Raiders, Property Rights, and Investment: Evidence from Russia's Regions

Irina Levina (Higher School of Economics)
Israel Marques (Higher School of Economics)
Andrei Yakovlev (Higher School of Economics)
Anton Kazun (Higher School of Economics)

Abstract : How does uncertainty over property rights shape the investment decisions of firms in poor institutional environments? Existing works largely focus on the dangers firms face from the state. In canonical models, the state is unitary, implying that property rights can be secured by imposing strong institutional constraints on the state’s authority. Less well studied, however, are cases in which the state consists of myriad groups facing different degrees of constraint. Here, firms are threatened by less constrained elements of the state and by rival firms, who find state partners for predatory behavior. In this paper, we examine a concrete example: raiding “Russian style”. In Russia’s regions, firms often collude with law enforcement turning the weapons of the state against competitors and exposing them to hostile (often violent) take-overs. Drawing on existing work, we argue that in a regional environment where state-abetted raiding attacks on firms by other firms, firms should feel less secure in their property rights and less willing to invest. We also argue that this effect should be weaker for firms that are able to hide their assets and activities from others, thus making them less attractive targets. To test these arguments, we exploit regional level variation in the quality of institutions and in the extent of raiding. Specifically, we combine micro-level data from a survey of 1950 manufacturing firms in 60 Russian regions with a unique dataset of corporate raiding attacks across the Russian federation compiled by the NGO “Business Against Corruption”. Our main finding is that firms in regions in which raiding activity is higher are less likely to invest. We also show that certain types of firms – those willing to report their ownership structure, those with mobile assets, and those belonging to a business association – in regions with high levels of raiding are more likely to invest than other firms in the same regions.

Public-private Partnerships Under Weak Institutions: Co-investment and the Case of Vocational Education in Russia’s Regions

Israel Marques (NRU Higher School of Economics)
Thomas F. Remington (Emory University)
Vladimir Bazavluk (NRU Higher School of Economics)
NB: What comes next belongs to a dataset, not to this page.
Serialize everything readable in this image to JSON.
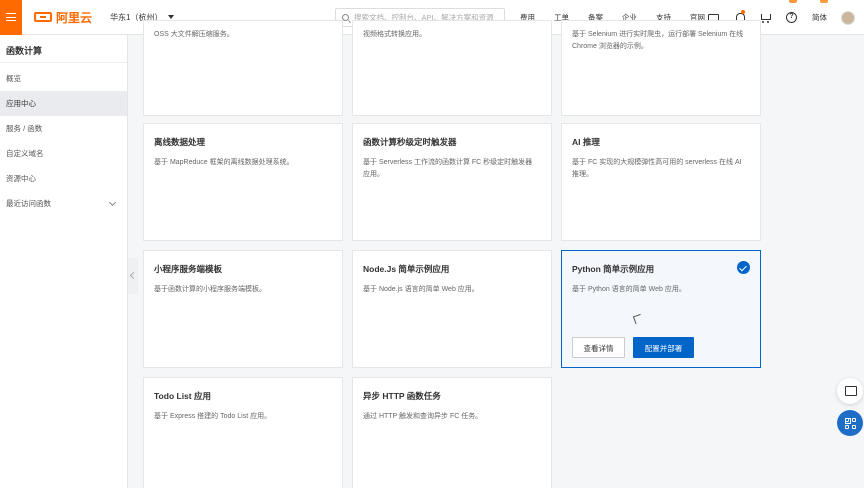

Abstract : How and when are governments able to convince firms to engage in costly co-investments in the absence of strong institutional constraints on the state? This paper draws on evidence from a particularly costly form of public-private co-investment: the use of public private partnerships (PPP) to create institutionally complex, costly forms of vocational education designed to promote a high skill labor market and alleviate skill shortages. In much of the literature on professional education, credible commitment is the key to co-investment between different firms, between capital and labor, and between the broader business community and the state. This is generally achieved through the joint efforts of civil society – employers’ associations and labor unions – and the state within a democratic context, resulting in institutionally complex, cooperative forms of Vocational Education and Training (VET). Russia’s regions present a paradox for this literature, however. On the one hand, many regions are characterized by institutionally complex, costly forms of PPP that require close cooperation between firms and schools, as well as significant investments of time and money by firms. On the other hand, civil society is weak in Russia, the state generally poorly constrained, and political competition heavily circumscribed, making co-investment more risky for firms. This paper tests two theories that might explain the emergence of costly forms of PPP in Russia’s regions – state capacity and political accountability (both via elections and the integration of firms into the dominant party). We test these theories using unique data on all PPP in VET undertaken by over 1,654 secondary vocational education schools across Russia’s regions and find support for both. These results complement existing work on investment in settings with weak institutions and have important implications for work on the political economy of investment, bureaucracies, and vocational education.